Tips for Navigating the UR Process

  1. Stay Organized: Keep copies of all correspondence, including RFAs, UR decisions, and IMR notices. This documentation may be crucial if you need to appeal a decision.
  2. Keep Communication Open: Talk to your doctor about the UR requirements and ask them to include all relevant clinical findings, lab results, and imaging studies in the RFA.
  3. Act Quickly: If you receive a denial or modification, pay close attention to the timeline to file an IMR. Missing this deadline could mean losing the opportunity to dispute the UR decision.
  4. Seek Legal Advice: If you feel overwhelmed or believe your rights are not being respected, consult with an experienced workers’ compensation attorney. An attorney can help navigate the UR and IMR process, gather the necessary medical evidence, and represent you if an appeal to the WCAB becomes necessary.

Conclusion

Utilization Review is a critical component of the California workers’ compensation system, designed to ensure that medical treatment is both necessary and appropriate. However, for injured workers, this process can be confusing and lead to delays or denials of essential care. Understanding your rights—and the steps you can take if a treatment request is denied—is an important part of protecting your health and future.

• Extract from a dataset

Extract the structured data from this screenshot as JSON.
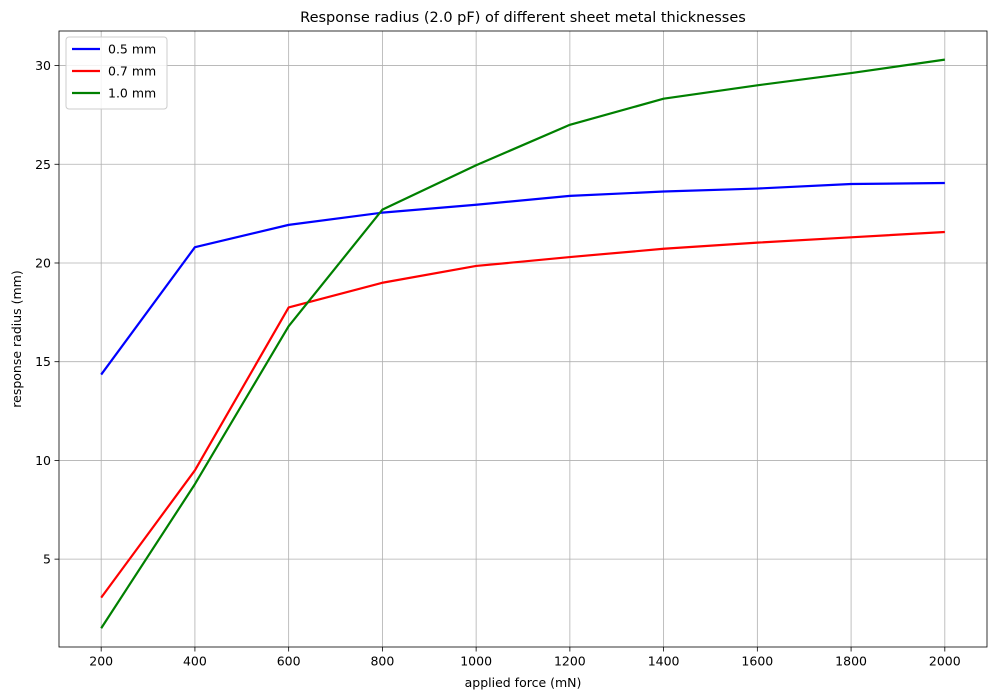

If you have questions about UR or need assistance with a denial, consider reaching out to a qualified workers’ compensation attorney who can guide you through the process and advocate on your behalf.


Legal Disclaimer: This blog post is not intended to provide legal advice, nor does it create an attorney-client relationship. Every case is unique and subject to specific timelines and documentation requirements. If you have questions about your individual situation, you should consult a licensed attorney experienced in California workers’ compensation law.